Wouldn’t it be great if there were an exact formula for how to be creative? Where you could just pick up a textbook, memorize an equation, and suddenly be finding ways to control electronic devices with thought using a microchip. Impossible you say? Not for a scientist from Birmingham University (see for yourself: http://www.dailymail.co.uk/sciencetech/article-1210750/The-telepathy-chi...). Okay, so the formula doesn’t exist. But creativity does. You just have to find how to make your creative process work to its full potential.
As with anything, it takes practice. You have to try different ways of being creative in order to know what works best for you. Study your creative process, learn from it, and improve on it. Just as improvement takes creativity, the process of being creative is something that can always be made better.
Interested in taking your creativity to the next level?
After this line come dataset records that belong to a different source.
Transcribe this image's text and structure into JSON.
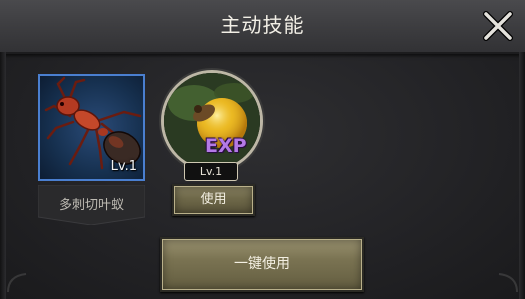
{
  "header": {
    "title": "主动技能"
  },
  "character": {
    "name": "多刺切叶蚁",
    "level": "Lv.1"
  },
  "item": {
    "label": "EXP",
    "level": "Lv.1"
  },
  "buttons": {
    "use": "使用",
    "use_all": "一键使用"
  },
  "colors": {
    "card_border": "#4a7fd0",
    "exp_text": "#b47ae6",
    "button_gold": "#7a7352"
  }
}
Attend the first-ever Ideation Creation Workshop, being held at ASU SkySong on October 7th. The workshop will be led by an expert in the field of idea creation, and it will cover all of the essential issues related to creative thinking. This is a great way to get specialized information about the process of brainstorming and creating ideas; regardless of your major you can benefit from attending! All of the important details are listed below.
Ideation Creation Workshop
Wednesday, October 7th 4:00-6:00 p.m.
ASU SkySong, Global Conference Room
The workshop is free, and refreshments will be provided. RSVP to Scott Perkofski (Scott.Perkofski@asu.edu ) to reserve your seat.
If you’ve never been to ASU SkySong, this is a great opportunity to visit the building and see what’s inside. Plus, parking is free. SkySong is located 2 miles north of the ASU Tempe campus, on the Southeast corner of Scottsdale Road and McDowell. The 72 North bus route stops directly in front of the building as well, if you wanted to utilize Tempe’s public transportation system.
Creativity is an integral component to improving the human condition. Make your creative process as strong as it can be, and reap the benefits as you go.